Despite the impressive strides made by Gulf-based Islamic lenders in recent years, the region’s sharia-compliant finance sector remains a relative minion when compared with mighty Malaysia.
The Asian nation currently dominates the global issuance of sukuk and is the world’s recognised leader in Islamic financing and funds management.
While the assets held by the GCC’s top 20 Islamic lenders surpassed $250bn in 2011, Malaysia’s total Islamic finance assets were valued at $1.2 trillion during the same period.
Even more impressive was the rate of growth of these assets, which rose to 21.6 per cent of total banking assets held in Malaysia in 2011, compared with 12 per cent in 2006.
Sharia-compliant funds held under management in Malaysia provided investors with a reliable shelter during the financial storm that swept across global markets in 2008-09.
In contrast, while the GCC’s leading Islamic lenders enjoyed strong growth in recent years, others remain cobbled by escalating debts accumulated during the financial crisis.
This trend highlights the continuing frailty of the Gulf’s Islamic finance sector.
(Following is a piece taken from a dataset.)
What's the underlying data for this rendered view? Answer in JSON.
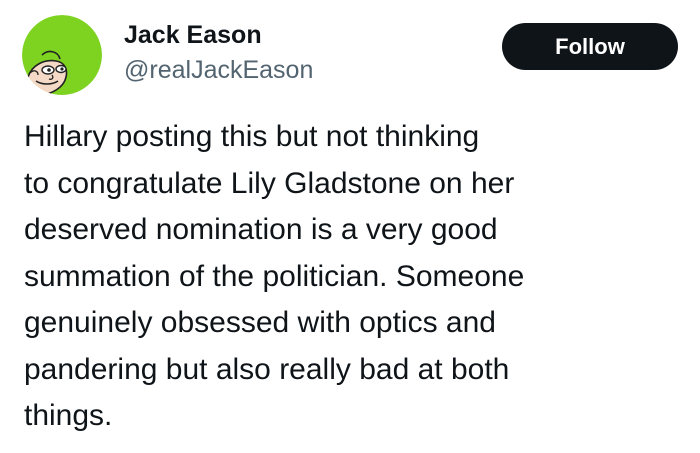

It also suggests Gulf financial regulators could learn a great deal by studying the strategies implemented by their Malaysian counterparts.
Indeed, the Asian country’s success has been underpinned by a more liberal interpretation of Islamic financing regulations, with a strong emphasis on providing effective measures to attract foreign investment. This includes tax incentives and foreign ownership caps of 70 per cent for Islamic banks.
By comparison, the ownership structures of Gulf-based Islamic banks remain staunchly indigenous. While this trend is fine if attracting investment from local markets is the primary goal, it will do little to inspire interest from foreign investors looking to park funds in the Gulf.